Daniel Silva, author of The Fallen Angel, the latest novel featuring Gabriel Allon, art restorer and retired Israeli spy, will be at Sinai Temple in Los Angeles Tuesday at 7:30 p.m. for a conversation about the novel with Rabbi David Wolpe.

Last week, Hugh Hewitt broadcast a two-hour interview with Silva; the interview preceded the terrorist attack in Bulgaria on Israeli tourists, but is particularly relevant and important in light of it. The transcript is here.

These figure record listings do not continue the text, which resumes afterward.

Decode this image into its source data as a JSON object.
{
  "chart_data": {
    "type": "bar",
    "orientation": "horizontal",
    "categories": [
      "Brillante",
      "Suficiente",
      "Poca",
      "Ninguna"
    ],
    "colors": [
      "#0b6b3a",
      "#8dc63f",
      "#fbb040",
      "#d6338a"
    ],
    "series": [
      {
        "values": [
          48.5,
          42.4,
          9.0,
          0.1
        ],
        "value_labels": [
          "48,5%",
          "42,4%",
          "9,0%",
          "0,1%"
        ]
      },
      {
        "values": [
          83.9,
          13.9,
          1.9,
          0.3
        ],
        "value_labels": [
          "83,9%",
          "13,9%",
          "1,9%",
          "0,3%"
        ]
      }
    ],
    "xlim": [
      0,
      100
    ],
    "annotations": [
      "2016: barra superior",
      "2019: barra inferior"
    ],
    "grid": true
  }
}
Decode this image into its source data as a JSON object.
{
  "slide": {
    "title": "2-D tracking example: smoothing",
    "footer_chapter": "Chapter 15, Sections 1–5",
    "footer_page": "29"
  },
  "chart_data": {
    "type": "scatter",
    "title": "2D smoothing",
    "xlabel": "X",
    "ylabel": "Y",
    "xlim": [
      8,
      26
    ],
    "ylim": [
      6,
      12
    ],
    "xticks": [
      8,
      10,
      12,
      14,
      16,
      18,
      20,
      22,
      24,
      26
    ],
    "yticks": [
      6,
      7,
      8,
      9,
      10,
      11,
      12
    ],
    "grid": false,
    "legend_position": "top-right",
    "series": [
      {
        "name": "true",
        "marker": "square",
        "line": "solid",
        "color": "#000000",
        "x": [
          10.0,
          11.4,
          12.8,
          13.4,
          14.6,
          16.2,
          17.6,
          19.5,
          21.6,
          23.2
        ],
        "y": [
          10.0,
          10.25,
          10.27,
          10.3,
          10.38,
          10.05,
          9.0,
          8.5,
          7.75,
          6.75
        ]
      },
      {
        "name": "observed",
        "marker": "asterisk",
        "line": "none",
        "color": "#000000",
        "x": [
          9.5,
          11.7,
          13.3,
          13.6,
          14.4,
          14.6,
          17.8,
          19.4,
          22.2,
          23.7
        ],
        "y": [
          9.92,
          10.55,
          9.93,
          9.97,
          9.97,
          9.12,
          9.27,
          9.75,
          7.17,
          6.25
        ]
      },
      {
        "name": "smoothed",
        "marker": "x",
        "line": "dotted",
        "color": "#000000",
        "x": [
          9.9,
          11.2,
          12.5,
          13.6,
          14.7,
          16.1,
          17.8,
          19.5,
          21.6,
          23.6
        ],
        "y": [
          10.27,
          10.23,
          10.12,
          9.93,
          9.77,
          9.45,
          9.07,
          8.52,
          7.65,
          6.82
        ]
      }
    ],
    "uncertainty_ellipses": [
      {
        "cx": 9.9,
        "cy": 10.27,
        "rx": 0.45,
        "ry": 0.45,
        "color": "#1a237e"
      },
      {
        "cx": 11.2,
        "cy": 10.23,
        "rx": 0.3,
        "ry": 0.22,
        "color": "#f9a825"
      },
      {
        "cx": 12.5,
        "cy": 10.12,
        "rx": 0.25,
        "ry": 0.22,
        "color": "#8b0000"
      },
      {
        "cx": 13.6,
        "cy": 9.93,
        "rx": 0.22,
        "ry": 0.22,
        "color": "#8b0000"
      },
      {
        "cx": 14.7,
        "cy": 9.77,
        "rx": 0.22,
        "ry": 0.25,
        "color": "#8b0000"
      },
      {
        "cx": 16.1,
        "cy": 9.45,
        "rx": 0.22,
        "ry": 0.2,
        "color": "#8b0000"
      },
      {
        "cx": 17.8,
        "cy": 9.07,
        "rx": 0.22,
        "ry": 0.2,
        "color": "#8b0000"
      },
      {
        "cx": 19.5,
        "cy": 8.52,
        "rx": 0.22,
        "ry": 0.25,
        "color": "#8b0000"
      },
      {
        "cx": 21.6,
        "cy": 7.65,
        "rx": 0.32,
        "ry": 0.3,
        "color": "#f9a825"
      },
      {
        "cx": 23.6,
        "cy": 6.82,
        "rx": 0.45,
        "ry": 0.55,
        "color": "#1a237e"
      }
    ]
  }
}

Here is the first paragraph of the new novel:

It was Niccolò Moretti, caretaker of St. Peter’s Basilica, who made the discovery that started it all. The time was 6:24 a.m., but owing to a wholly innocent error of transcription, the Vatican’s first official statement incorrectly reported it as 6:42. It was one of numerous missteps, large and small, that would lead many to conclude the Holy See had something to hide, which was indeed the case. The Roman Catholic Church, said a noteworthy dissident, was but one scandal away from oblivion. The last thing His Holiness needed now was a dead body in the sacred heart of Christendom.

It is the body of a beautiful woman, a curator in the Vatican. The Pope’s private secretary concludes that there will have to be two investigations, one for public consumption and the other for his own. To conduct the private one, he calls on Gabriel Allon, “a man much like himself. A fallen angel in black. A sinner in the city of saints.”

The Hewitt interview is worth reading in its entirety. Here is an interesting excerpt:

HH: You were a reporter, for the benefit of our audience, before you were a novelist. When you were a reporter, and you started to pick up the pen and start to write your first book, did you think that you would end up being involved in the history of the state of Israel to the extent that the Gabriel Alon books have made you?

DS: No. I did not. In fact, Gabriel was not supposed to be a continuing character. … He was at the second tier. And then as I got into the book and started working, he just took it over. And by the time I finished that novel, I knew that I’d created a special character, but my instincts told me that there was, you know, far too much anti-Israel sentiment in the world, far too much anti-Semitism, frankly, for an Israeli character to ever work in a truly mass market way. And thank goodness, a very smart woman named Phyllis Graham, who was then the publisher of Putnam, told me that I was wrong.

HH: Boy, were you ever wrong. Is there any way to communicate to the audience how commercially successful this is, because it’s what, thirty countries around the world that carry it?

DS: It is. It is at least that, and I think that, and countries that are frankly not friendly to the state of Israel. I think that there are just certain universalities to Gabriel Alon’s story that make him attractive to a wide audience. And I do do things in the types of stories that I tell, and the way that I tell them, to make it work for a broad audience. But I’m stunned by it. No one is more surprised to see Gabriel Alon at the top of the bestseller list than I am.